Consumer Behavior Propagation Modeling in Social Networks Based on Graph Neural Network
摘要
As the influence of social networks on consumer behavior becomes increasingly significant, existing studies often ignore the dynamics of network topology and the heterogeneity of user interactions when modeling the propagation process, resulting in insufficient prediction accuracy of the behavior diffusion path and influence.
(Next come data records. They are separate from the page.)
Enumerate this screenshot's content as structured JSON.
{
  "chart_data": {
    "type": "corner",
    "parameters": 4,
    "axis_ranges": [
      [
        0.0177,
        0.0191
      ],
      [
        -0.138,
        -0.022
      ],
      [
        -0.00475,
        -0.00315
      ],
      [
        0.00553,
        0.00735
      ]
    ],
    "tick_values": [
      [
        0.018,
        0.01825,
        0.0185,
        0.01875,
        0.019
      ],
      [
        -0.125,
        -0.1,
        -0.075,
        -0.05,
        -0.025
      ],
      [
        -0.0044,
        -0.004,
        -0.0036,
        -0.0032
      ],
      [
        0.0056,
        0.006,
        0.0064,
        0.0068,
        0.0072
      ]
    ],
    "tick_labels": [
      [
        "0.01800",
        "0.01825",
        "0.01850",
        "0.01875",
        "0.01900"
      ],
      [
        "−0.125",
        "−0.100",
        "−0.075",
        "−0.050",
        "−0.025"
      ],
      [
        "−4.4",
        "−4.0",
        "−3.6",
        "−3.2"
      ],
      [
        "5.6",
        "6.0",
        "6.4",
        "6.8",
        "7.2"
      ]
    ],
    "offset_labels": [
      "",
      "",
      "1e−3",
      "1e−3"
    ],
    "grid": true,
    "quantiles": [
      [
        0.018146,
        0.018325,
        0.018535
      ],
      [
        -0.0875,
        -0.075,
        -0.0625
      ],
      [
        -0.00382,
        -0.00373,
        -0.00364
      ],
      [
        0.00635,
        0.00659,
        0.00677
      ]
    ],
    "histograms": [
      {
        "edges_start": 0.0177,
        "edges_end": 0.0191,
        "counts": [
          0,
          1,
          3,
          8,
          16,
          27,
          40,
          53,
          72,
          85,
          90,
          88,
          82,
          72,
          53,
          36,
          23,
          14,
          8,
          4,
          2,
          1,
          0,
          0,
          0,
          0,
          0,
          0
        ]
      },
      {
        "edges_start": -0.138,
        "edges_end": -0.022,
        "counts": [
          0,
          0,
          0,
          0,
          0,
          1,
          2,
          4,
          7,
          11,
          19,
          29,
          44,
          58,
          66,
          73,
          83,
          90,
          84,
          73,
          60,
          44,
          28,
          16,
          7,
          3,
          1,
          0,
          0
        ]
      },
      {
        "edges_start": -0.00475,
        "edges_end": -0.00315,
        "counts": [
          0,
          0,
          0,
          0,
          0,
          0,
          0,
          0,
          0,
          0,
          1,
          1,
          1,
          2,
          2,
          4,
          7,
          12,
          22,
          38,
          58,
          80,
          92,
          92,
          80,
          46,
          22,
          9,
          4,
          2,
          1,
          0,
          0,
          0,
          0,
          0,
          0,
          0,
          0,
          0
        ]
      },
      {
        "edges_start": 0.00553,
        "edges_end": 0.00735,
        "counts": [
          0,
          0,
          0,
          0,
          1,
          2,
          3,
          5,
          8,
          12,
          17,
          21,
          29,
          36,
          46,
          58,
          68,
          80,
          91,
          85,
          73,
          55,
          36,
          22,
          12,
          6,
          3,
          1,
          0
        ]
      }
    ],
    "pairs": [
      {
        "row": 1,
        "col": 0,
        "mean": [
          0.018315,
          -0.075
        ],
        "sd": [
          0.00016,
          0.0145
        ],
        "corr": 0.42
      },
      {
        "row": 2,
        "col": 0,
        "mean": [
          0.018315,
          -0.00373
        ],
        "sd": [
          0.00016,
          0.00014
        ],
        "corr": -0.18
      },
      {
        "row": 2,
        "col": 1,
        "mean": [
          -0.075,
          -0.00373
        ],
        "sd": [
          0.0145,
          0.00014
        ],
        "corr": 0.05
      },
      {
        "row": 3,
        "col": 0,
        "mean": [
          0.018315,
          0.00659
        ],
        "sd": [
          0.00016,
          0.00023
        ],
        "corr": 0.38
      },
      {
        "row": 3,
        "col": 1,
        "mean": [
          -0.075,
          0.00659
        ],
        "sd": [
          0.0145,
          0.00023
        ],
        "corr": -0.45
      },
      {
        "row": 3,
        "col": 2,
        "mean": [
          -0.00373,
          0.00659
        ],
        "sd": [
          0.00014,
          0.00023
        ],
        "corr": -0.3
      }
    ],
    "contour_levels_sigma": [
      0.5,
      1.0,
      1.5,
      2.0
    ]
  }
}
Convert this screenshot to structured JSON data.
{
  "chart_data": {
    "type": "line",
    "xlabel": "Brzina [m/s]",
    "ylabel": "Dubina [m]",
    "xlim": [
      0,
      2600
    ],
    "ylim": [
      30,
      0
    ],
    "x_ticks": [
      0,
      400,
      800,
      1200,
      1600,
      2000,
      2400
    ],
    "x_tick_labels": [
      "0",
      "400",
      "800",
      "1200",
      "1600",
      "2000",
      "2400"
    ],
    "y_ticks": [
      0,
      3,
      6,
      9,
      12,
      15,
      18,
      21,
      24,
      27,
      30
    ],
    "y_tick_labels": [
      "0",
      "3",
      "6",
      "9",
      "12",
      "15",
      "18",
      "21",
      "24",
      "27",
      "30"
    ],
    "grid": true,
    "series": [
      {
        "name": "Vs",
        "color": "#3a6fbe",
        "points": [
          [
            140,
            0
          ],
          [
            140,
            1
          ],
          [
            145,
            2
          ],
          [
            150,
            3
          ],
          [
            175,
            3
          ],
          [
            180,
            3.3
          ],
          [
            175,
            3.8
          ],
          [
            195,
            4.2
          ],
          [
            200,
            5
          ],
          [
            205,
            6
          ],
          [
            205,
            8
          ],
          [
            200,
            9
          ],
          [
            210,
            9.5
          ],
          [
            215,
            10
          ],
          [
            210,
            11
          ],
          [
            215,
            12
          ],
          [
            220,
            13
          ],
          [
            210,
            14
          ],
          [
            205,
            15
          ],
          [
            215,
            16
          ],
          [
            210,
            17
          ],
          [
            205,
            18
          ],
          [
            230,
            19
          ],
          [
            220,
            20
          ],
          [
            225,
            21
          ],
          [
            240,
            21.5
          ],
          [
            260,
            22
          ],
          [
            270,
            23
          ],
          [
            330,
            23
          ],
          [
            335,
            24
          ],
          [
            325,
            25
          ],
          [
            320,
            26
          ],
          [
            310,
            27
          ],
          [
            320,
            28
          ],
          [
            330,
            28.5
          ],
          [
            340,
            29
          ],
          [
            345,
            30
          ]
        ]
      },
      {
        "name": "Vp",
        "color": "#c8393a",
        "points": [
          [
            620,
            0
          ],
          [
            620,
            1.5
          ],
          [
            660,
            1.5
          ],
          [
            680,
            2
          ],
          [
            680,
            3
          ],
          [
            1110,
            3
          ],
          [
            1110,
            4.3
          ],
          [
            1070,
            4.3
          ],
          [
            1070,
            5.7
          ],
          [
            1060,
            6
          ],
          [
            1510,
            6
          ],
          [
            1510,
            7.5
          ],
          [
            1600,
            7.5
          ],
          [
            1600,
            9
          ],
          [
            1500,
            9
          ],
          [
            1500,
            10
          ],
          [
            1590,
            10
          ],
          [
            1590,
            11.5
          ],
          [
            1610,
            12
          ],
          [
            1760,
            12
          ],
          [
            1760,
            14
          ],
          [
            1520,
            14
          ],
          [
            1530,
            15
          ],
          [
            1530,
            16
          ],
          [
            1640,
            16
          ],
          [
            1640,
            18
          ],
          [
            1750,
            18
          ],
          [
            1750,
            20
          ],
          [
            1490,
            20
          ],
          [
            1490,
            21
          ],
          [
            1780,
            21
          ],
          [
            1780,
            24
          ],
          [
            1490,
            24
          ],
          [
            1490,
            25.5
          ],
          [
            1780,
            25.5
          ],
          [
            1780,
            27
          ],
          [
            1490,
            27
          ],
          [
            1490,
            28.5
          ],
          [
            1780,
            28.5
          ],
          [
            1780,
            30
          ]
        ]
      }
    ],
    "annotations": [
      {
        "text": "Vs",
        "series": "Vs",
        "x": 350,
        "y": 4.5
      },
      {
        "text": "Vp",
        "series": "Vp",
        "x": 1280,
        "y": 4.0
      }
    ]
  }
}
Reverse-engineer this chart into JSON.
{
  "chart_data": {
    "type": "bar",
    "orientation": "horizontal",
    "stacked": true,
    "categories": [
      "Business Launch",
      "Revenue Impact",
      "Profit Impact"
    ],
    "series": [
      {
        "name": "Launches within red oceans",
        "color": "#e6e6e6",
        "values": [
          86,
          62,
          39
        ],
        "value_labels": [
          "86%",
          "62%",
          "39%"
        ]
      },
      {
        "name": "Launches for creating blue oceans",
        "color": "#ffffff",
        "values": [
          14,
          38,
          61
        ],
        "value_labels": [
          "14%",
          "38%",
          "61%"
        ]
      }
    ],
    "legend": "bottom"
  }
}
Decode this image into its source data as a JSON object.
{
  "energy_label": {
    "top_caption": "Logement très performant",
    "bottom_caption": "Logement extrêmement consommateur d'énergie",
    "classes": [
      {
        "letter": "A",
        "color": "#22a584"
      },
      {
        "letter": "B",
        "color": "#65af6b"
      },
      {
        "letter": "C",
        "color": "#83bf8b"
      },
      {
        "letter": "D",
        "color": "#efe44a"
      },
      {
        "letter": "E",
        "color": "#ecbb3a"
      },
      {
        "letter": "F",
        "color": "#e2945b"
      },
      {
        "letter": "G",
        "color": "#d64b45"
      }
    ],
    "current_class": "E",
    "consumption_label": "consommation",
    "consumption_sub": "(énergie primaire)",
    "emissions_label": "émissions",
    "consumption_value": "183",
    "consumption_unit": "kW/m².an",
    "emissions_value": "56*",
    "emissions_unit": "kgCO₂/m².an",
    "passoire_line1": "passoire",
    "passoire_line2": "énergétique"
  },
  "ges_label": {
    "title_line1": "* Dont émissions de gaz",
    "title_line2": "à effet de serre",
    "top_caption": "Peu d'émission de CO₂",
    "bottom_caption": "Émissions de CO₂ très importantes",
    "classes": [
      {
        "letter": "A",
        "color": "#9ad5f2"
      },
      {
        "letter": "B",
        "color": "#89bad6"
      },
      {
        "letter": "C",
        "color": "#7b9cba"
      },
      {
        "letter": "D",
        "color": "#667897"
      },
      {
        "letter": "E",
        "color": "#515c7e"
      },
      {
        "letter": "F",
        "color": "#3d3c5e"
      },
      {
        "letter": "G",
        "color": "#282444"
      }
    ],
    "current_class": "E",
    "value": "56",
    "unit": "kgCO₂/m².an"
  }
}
To this end, this paper proposes a consumer behavior propagation model based on graph neural network (GNN-CPD), which aims to reveal the propagation mechanism of consumer decisions in social networks through dynamic graph structure learning and high-order relationship reasoning. This method first uses Graph Attention Network (GAT) and GraphSAGE to construct a two-layer message passing framework to capture the heterogeneous characteristics of user nodes and the dynamic influence weights of neighbor nodes, respectively. Secondly, it introduces the Temporal Convolutional Module (TCN) to process the spatiotemporal dependencies of user behavior sequences, and designs a joint loss function to simultaneously optimize the two tasks of consumer behavior classification and propagation path prediction. Experiments on Weibo e-commerce datasets show that GNN-CPD significantly outperforms existing models in terms of consumer behavior prediction accuracy and key user identification F1-score, especially in high-density social subgraphs (node degree>50), where the lowest conversion rate prediction error is 2.83%. This model can effectively quantify the nonlinear impact of social relationship strength on consumer decisions, and provides an interpretable topological feature analysis tool for seed user selection in precision marketing.